ECLI:NL:RBSGR:2007:BB8476
Rechtbank 's-Gravenhage
- Eerste aanleg - enkelvoudig
- T. van Rij
- U.A. Salomons
- Rechtspraak.nl
Verontreinigingsheffing en gebruik van onroerende zaak als bedrijfsruimte
In deze zaak heeft de Rechtbank 's-Gravenhage op 5 september 2007 uitspraak gedaan in een geschil over verontreinigingsheffing. Eiser, eigenaar van een onroerende zaak, verhuurt verschillende kamers zonder sanitaire of keukenvoorzieningen. De heffingsambtenaar van het Hoogheemraadschap [te P] heeft aan eiser voorlopige aanslagen verontreinigingsheffing opgelegd voor de jaren 2005 en 2006, gebaseerd op een heffingsgrondslag van 6,0 vervuilingseenheden. Na bezwaar zijn deze aanslagen verminderd tot 3 vervuilingseenheden.

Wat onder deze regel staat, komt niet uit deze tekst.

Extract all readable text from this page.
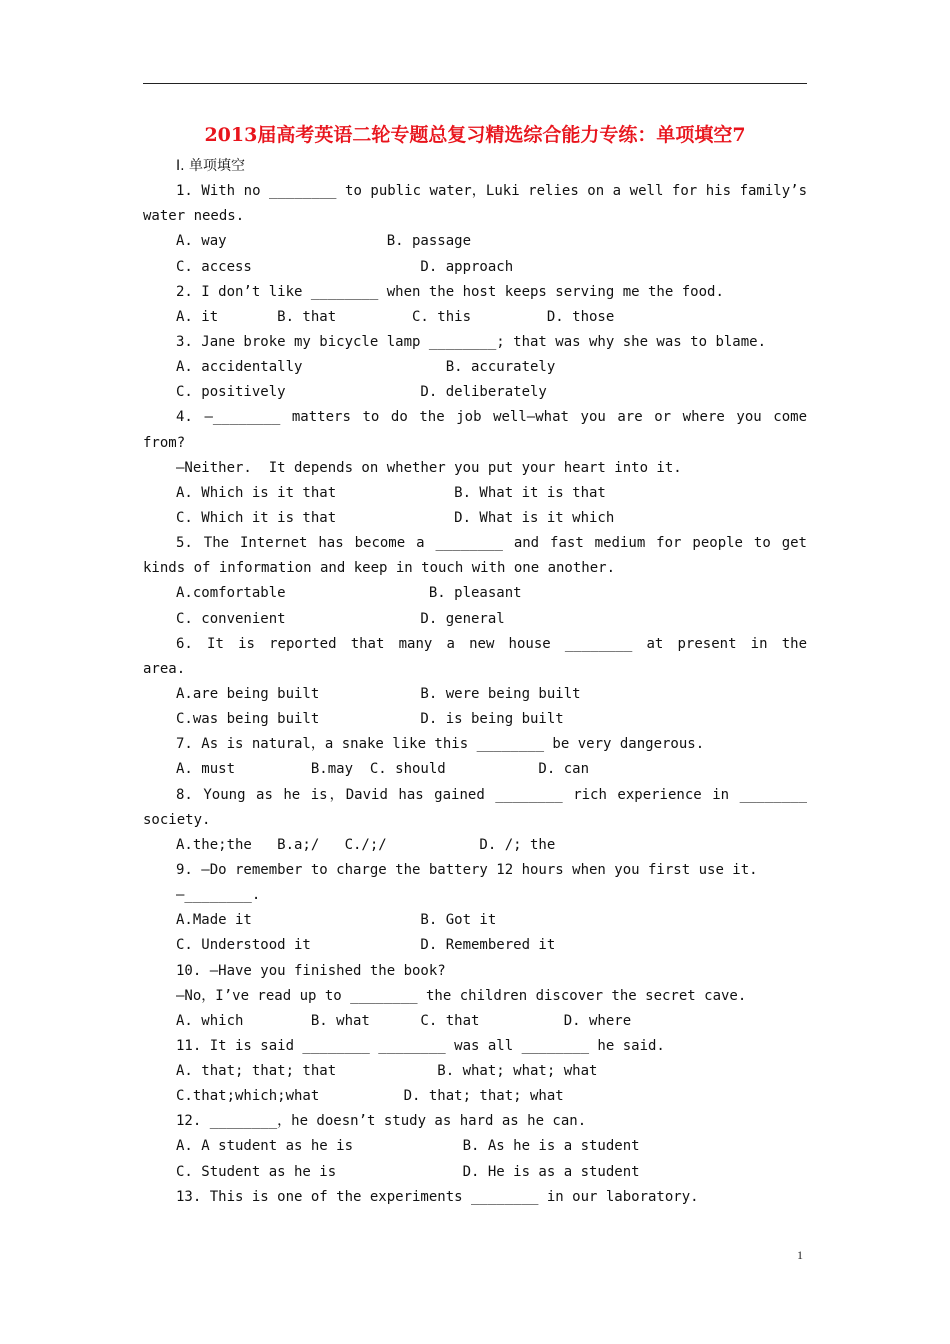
2013届高考英语二轮专题总复习精选综合能力专练：单项填空7
Ⅰ. 单项填空
1. With no ________ to public water，Luki relies on a well for his family’s
water needs.
A. way                   B. passage
C. access                    D. approach
2. I don’t like ________ when the host keeps serving me the food.
A. it       B. that         C. this         D. those
3. Jane broke my bicycle lamp ________; that was why she was to blame.
A. accidentally                 B. accurately
C. positively                D. deliberately
4. —________ matters to do the job well—what you are or where you come
from?
—Neither.  It depends on whether you put your heart into it.
A. Which is it that              B. What it is that
C. Which it is that              D. What is it which
5. The Internet has become a ________ and fast medium for people to get
kinds of information and keep in touch with one another.
A.comfortable                 B. pleasant
C. convenient                D. general
6. It is reported that many a new house ________ at present in the
area.
A.are being built            B. were being built
C.was being built            D. is being built
7. As is natural，a snake like this ________ be very dangerous.
A. must         B.may  C. should           D. can
8. Young as he is，David has gained ________ rich experience in ________
society.
A.the;the   B.a;/   C./;/           D. /; the
9. —Do remember to charge the battery 12 hours when you first use it.
—________.
A.Made it                    B. Got it
C. Understood it             D. Remembered it
10. —Have you finished the book?
—No，I’ve read up to ________ the children discover the secret cave.
A. which        B. what      C. that          D. where
11. It is said ________ ________ was all ________ he said.
A. that; that; that            B. what; what; what
C.that;which;what          D. that; that; what
12. ________，he doesn’t study as hard as he can.
A. A student as he is             B. As he is a student
C. Student as he is               D. He is as a student
13. This is one of the experiments ________ in our laboratory.
1
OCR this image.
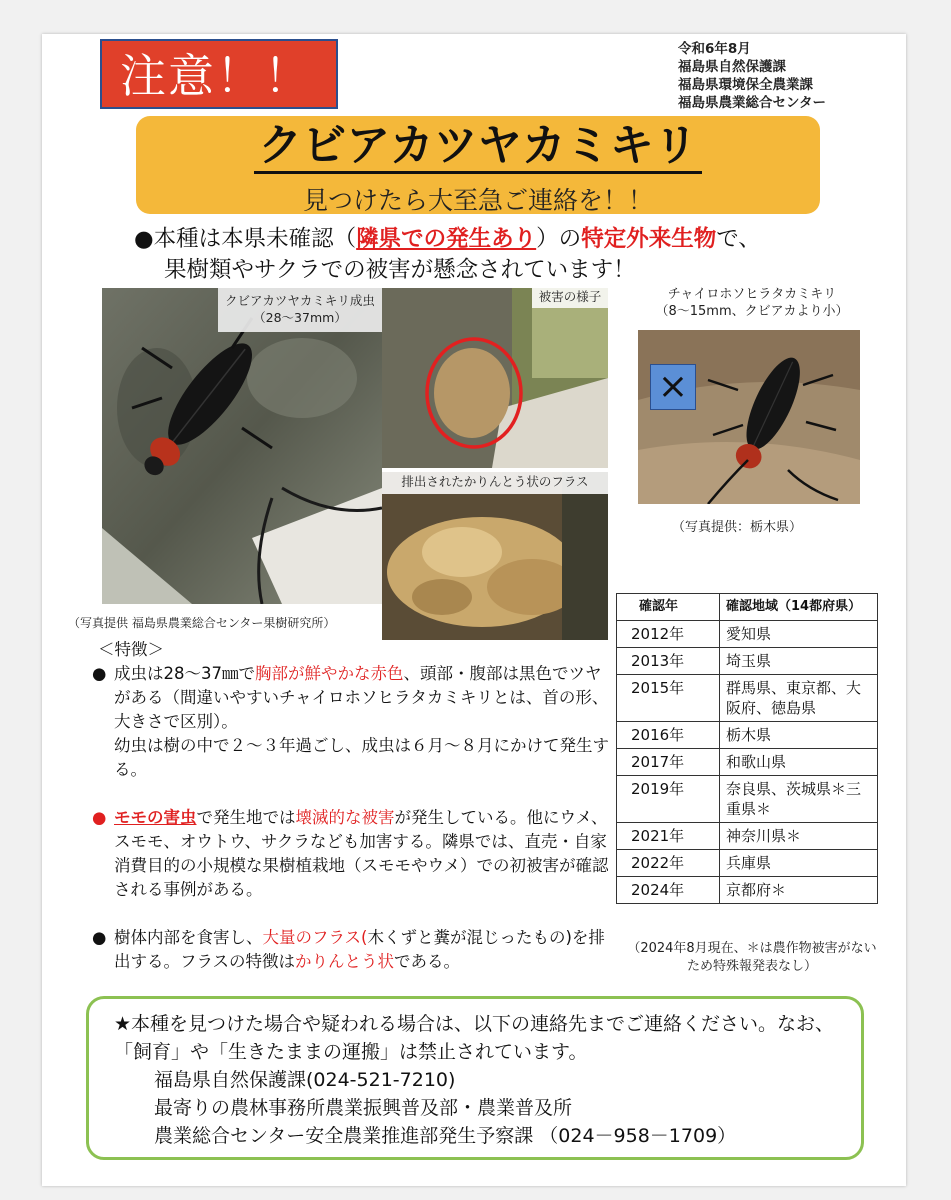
注意！！	令和6年8月
福島県自然保護課
福島県環境保全農業課
福島県農業総合センター
クビアカツヤカミキリ
見つけたら大至急ご連絡を！！
●本種は本県未確認（隣県での発生あり）の特定外来生物で、
果樹類やサクラでの被害が懸念されています！
クビアカツヤカミキリ成虫
（28～37mm）
被害の様子
排出されたかりんとう状のフラス
（写真提供 福島県農業総合センター果樹研究所）
チャイロホソヒラタカミキリ
（8～15mm、クビアカより小）
×
（写真提供：栃木県）
＜特徴＞
● 成虫は28～37㎜で胸部が鮮やかな赤色、頭部・腹部は黒色でツヤがある（間違いやすいチャイロホソヒラタカミキリとは、首の形、大きさで区別）。
幼虫は樹の中で２～３年過ごし、成虫は６月～８月にかけて発生する。
● モモの害虫で発生地では壊滅的な被害が発生している。他にウメ、スモモ、オウトウ、サクラなども加害する。隣県では、直売・自家消費目的の小規模な果樹植栽地（スモモやウメ）での初被害が確認される事例がある。
● 樹体内部を食害し、大量のフラス(木くずと糞が混じったもの)を排出する。フラスの特徴はかりんとう状である。
確認年	確認地域（14都府県）
2012年	愛知県
2013年	埼玉県
2015年	群馬県、東京都、大阪府、徳島県
2016年	栃木県
2017年	和歌山県
2019年	奈良県、茨城県＊三重県＊
2021年	神奈川県＊
2022年	兵庫県
2024年	京都府＊
（2024年8月現在、＊は農作物被害がないため特殊報発表なし）
★本種を見つけた場合や疑われる場合は、以下の連絡先までご連絡ください。なお、「飼育」や「生きたままの運搬」は禁止されています。
福島県自然保護課(024-521-7210)
最寄りの農林事務所農業振興普及部・農業普及所
農業総合センター安全農業推進部発生予察課 （024－958－1709）
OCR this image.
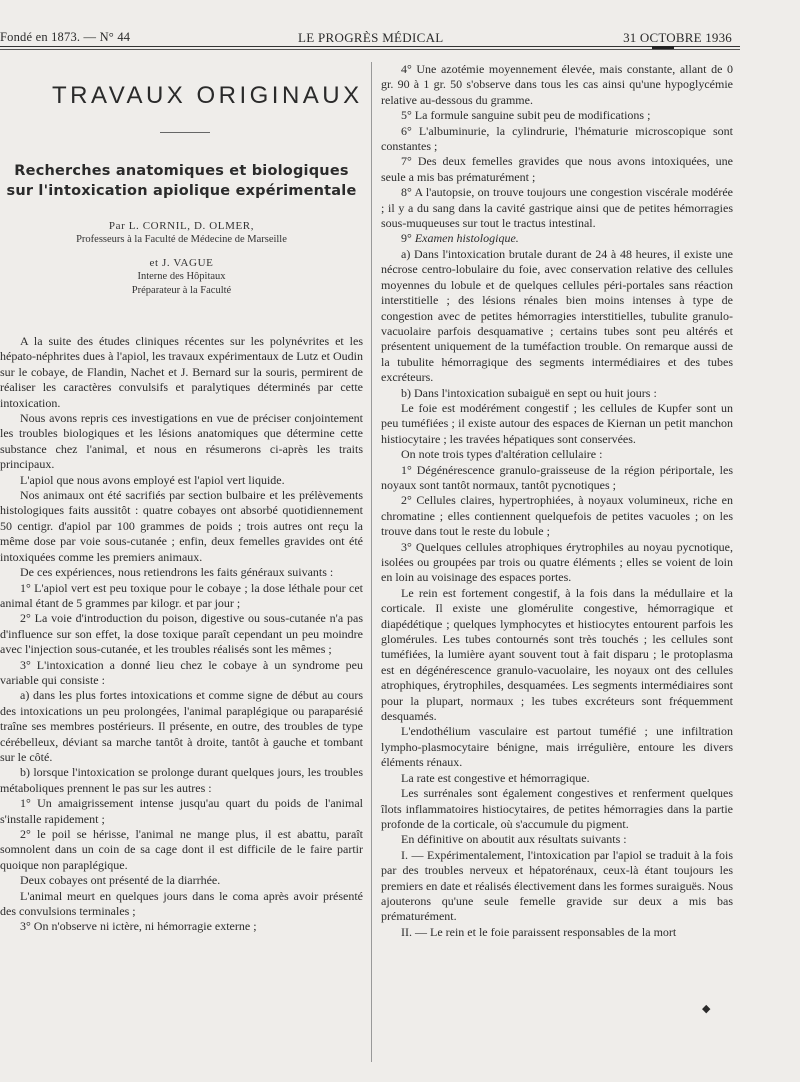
Fondé en 1873. — N° 44	LE PROGRÈS MÉDICAL	31 OCTOBRE 1936
TRAVAUX ORIGINAUX
Recherches anatomiques et biologiques
sur l'intoxication apiolique expérimentale
Par L. CORNIL, D. OLMER,
Professeurs à la Faculté de Médecine de Marseille
et J. VAGUE
Interne des Hôpitaux
Préparateur à la Faculté

A la suite des études cliniques récentes sur les polynévrites et les hépato-néphrites dues à l'apiol, les travaux expérimentaux de Lutz et Oudin sur le cobaye, de Flandin, Nachet et J. Bernard sur la souris, permirent de réaliser les caractères convulsifs et paralytiques déterminés par cette intoxication.

Nous avons repris ces investigations en vue de préciser conjointement les troubles biologiques et les lésions anatomiques que détermine cette substance chez l'animal, et nous en résumerons ci-après les traits principaux.

L'apiol que nous avons employé est l'apiol vert liquide.

Nos animaux ont été sacrifiés par section bulbaire et les prélèvements histologiques faits aussitôt : quatre cobayes ont absorbé quotidiennement 50 centigr. d'apiol par 100 grammes de poids ; trois autres ont reçu la même dose par voie sous-cutanée ; enfin, deux femelles gravides ont été intoxiquées comme les premiers animaux.

De ces expériences, nous retiendrons les faits généraux suivants :

1° L'apiol vert est peu toxique pour le cobaye ; la dose léthale pour cet animal étant de 5 grammes par kilogr. et par jour ;

2° La voie d'introduction du poison, digestive ou sous-cutanée n'a pas d'influence sur son effet, la dose toxique paraît cependant un peu moindre avec l'injection sous-cutanée, et les troubles réalisés sont les mêmes ;

3° L'intoxication a donné lieu chez le cobaye à un syndrome peu variable qui consiste :

a) dans les plus fortes intoxications et comme signe de début au cours des intoxications un peu prolongées, l'animal paraplégique ou paraparésié traîne ses membres postérieurs. Il présente, en outre, des troubles de type cérébelleux, déviant sa marche tantôt à droite, tantôt à gauche et tombant sur le côté.

b) lorsque l'intoxication se prolonge durant quelques jours, les troubles métaboliques prennent le pas sur les autres :

1° Un amaigrissement intense jusqu'au quart du poids de l'animal s'installe rapidement ;

2° le poil se hérisse, l'animal ne mange plus, il est abattu, paraît somnolent dans un coin de sa cage dont il est difficile de le faire partir quoique non paraplégique.

Deux cobayes ont présenté de la diarrhée.

L'animal meurt en quelques jours dans le coma après avoir présenté des convulsions terminales ;

3° On n'observe ni ictère, ni hémorragie externe ;

4° Une azotémie moyennement élevée, mais constante, allant de 0 gr. 90 à 1 gr. 50 s'observe dans tous les cas ainsi qu'une hypoglycémie relative au-dessous du gramme.

5° La formule sanguine subit peu de modifications ;

6° L'albuminurie, la cylindrurie, l'hématurie microscopique sont constantes ;

7° Des deux femelles gravides que nous avons intoxiquées, une seule a mis bas prématurément ;

8° A l'autopsie, on trouve toujours une congestion viscérale modérée ; il y a du sang dans la cavité gastrique ainsi que de petites hémorragies sous-muqueuses sur tout le tractus intestinal.

9° Examen histologique.

a) Dans l'intoxication brutale durant de 24 à 48 heures, il existe une nécrose centro-lobulaire du foie, avec conservation relative des cellules moyennes du lobule et de quelques cellules péri-portales sans réaction interstitielle ; des lésions rénales bien moins intenses à type de congestion avec de petites hémorragies interstitielles, tubulite granulo-vacuolaire parfois desquamative ; certains tubes sont peu altérés et présentent uniquement de la tuméfaction trouble. On remarque aussi de la tubulite hémorragique des segments intermédiaires et des tubes excréteurs.

b) Dans l'intoxication subaiguë en sept ou huit jours :

Le foie est modérément congestif ; les cellules de Kupfer sont un peu tuméfiées ; il existe autour des espaces de Kiernan un petit manchon histiocytaire ; les travées hépatiques sont conservées.

On note trois types d'altération cellulaire :

1° Dégénérescence granulo-graisseuse de la région périportale, les noyaux sont tantôt normaux, tantôt pycnotiques ;

2° Cellules claires, hypertrophiées, à noyaux volumineux, riche en chromatine ; elles contiennent quelquefois de petites vacuoles ; on les trouve dans tout le reste du lobule ;

3° Quelques cellules atrophiques érytrophiles au noyau pycnotique, isolées ou groupées par trois ou quatre éléments ; elles se voient de loin en loin au voisinage des espaces portes.

Le rein est fortement congestif, à la fois dans la médullaire et la corticale. Il existe une glomérulite congestive, hémorragique et diapédétique ; quelques lymphocytes et histiocytes entourent parfois les glomérules. Les tubes contournés sont très touchés ; les cellules sont tuméfiées, la lumière ayant souvent tout à fait disparu ; le protoplasma est en dégénérescence granulo-vacuolaire, les noyaux ont des cellules atrophiques, érytrophiles, desquamées. Les segments intermédiaires sont pour la plupart, normaux ; les tubes excréteurs sont fréquemment desquamés.

L'endothélium vasculaire est partout tuméfié ; une infiltration lympho-plasmocytaire bénigne, mais irrégulière, entoure les divers éléments rénaux.

La rate est congestive et hémorragique.

Les surrénales sont également congestives et renferment quelques îlots inflammatoires histiocytaires, de petites hémorragies dans la partie profonde de la corticale, où s'accumule du pigment.

En définitive on aboutit aux résultats suivants :

I. — Expérimentalement, l'intoxication par l'apiol se traduit à la fois par des troubles nerveux et hépatorénaux, ceux-là étant toujours les premiers en date et réalisés électivement dans les formes suraiguës. Nous ajouterons qu'une seule femelle gravide sur deux a mis bas prématurément.

II. — Le rein et le foie paraissent responsables de la mort

◆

De rechtbank heeft vastgesteld dat eiser ten onrechte als gebruiker is aangemerkt, aangezien hij de onroerende zaak verhuurt. De rechtbank heeft echter geoordeeld dat de verhuurde kamers niet als woonruimte kunnen worden aangemerkt, omdat de huurders niet beschikken over wezenlijke voorzieningen zoals een keuken of sanitaire voorzieningen. Hierdoor is de onroerende zaak terecht als bedrijfsruimte aangemerkt.
De rechtbank heeft verder overwogen dat volgens de Wet verontreiniging oppervlaktewateren degene die het gebruik heeft van een bedrijfsruimte aan verontreinigingsheffing kan worden onderworpen. Eiser is terecht in de heffing betrokken, omdat hij de kamers kortstondig verhuurt aan wisselende huurders. De rechtbank heeft de beroepen van eiser ongegrond verklaard en geen aanleiding gezien voor een proceskostenveroordeling. De uitspraak is openbaar uitgesproken door mr. T. van Rij, in tegenwoordigheid van mr. U.A. Salomons, griffier.